82 Graffito (2) remains unsolved. To the left of ARREI, the drawing in RIB omits the end of a long diagonal stroke, and interprets casual damage below a second diagonal stroke as the tail of S. If instead these strokes were taken to be trace of an enlarged M, with the gap between ARREI and S as due to an elevated V (now lost) having been ligatured to S, [M]arrei[u]s might be suggested; but no such name is known.
83 Tomlin, R.S.O., Roman London's First Voices: Writing Tablets from the Bloomberg London Excavations, 2010–14, MoLA Monograph 72 (2016)Google Scholar.
84 Information from Tom Welsh. The Newgate Street location, within the south-east angle of the fortress, was inferred by Watkin (1886, p. 121) from the report of its discovery in the garden of Mr Kenrick, which he locates ‘on the east side of Newgate street’. Kenrick certainly lived in Newgate Street, but he leased a second property in the Groves, which is indicated by Hemingway's circumstantial report (1831, p. 396) that the stone was found on 25 May 1748 ‘in a garden belonging to Mr. Kenrick, on the banks of the Dee’. This riverside garden (‘Mr. Kenricks’) is shown in the De Lavaux Map of Chester of 1745, which also locates ‘Andrew Kenrick Esq.’ in Fleshmongers Lane (later Newgate Street).
85 Information from Fraser Hunter.
86 Information from Martin Henig, who sent a cutting from the Church Times, 18 November 2016, p. 8.
87 During fieldwork by David Walters to establish the course of the nearby Roman road from Manchester to Derby. With the owner's consent he collaborated in a closer examination, in the course of which a second, similar stone (see next note) was found.

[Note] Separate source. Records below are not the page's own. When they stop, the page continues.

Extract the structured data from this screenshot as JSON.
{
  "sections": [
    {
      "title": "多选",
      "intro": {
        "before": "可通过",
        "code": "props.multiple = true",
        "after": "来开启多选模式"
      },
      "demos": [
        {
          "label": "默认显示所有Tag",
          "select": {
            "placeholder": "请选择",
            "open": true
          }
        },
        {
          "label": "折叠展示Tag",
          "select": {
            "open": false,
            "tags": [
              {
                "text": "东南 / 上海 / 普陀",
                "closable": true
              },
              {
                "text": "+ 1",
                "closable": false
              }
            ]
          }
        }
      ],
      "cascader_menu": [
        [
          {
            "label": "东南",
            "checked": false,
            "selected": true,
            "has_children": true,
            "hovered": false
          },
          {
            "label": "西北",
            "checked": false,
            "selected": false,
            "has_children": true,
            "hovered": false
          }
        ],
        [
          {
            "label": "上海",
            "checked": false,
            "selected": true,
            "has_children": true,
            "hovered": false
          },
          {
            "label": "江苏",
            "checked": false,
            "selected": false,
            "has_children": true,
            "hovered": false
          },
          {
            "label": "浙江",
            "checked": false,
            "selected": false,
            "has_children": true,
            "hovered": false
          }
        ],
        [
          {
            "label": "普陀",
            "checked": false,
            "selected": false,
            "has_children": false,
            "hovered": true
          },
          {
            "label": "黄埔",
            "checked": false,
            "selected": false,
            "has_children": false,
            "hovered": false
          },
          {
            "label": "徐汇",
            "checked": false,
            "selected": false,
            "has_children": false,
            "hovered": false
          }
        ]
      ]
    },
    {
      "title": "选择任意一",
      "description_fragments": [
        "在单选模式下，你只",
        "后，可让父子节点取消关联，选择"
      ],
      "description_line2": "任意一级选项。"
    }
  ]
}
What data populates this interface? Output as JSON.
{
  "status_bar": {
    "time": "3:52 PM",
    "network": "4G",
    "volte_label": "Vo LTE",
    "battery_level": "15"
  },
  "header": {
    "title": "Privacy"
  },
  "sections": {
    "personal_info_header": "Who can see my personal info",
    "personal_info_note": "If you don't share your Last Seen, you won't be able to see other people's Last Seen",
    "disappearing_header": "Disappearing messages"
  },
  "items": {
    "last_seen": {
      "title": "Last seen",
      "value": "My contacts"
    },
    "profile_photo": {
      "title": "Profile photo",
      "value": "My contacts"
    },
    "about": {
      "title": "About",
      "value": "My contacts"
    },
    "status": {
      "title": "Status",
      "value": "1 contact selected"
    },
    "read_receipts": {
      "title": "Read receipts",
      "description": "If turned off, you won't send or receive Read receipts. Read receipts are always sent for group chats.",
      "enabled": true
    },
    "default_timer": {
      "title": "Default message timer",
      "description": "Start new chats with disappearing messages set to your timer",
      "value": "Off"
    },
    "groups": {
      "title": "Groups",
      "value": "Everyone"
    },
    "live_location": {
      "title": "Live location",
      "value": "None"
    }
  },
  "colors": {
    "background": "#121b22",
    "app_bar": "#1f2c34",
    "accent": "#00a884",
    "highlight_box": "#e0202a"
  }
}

88 The edge of the block cuts the final N, leaving only its first stroke, so the inscription originally extended onto a second block, unless a larger block has been cut down. This layout does not suggest a ‘centurial’ stone, let alone a formal building-inscription, but would suit a quarry-face inscription. However, the surface was squared off and tooled before it was inscribed, suggesting that the stone had already been detached from the quarry. But the best reason for regarding it as non-Roman is another block of the same sandstone which carries similar lettering (fig. 48b). This is a corner-stone, 0.68 by 0.30 m, 0.22 m deep, on the south-east angle of the farmhouse at 2.05 m above ground-level. There are two lines of incised capital letters: the first includes the sequence OENT (the N reversed) followed by what look like arabic numerals, apparently 19[.]7; the second consists of the un-Roman sequence HLN. This would suggest quite a modern date and initials, although the farmhouse itself appears to be late Georgian. At all events, this second inscription is undoubtedly non-Roman.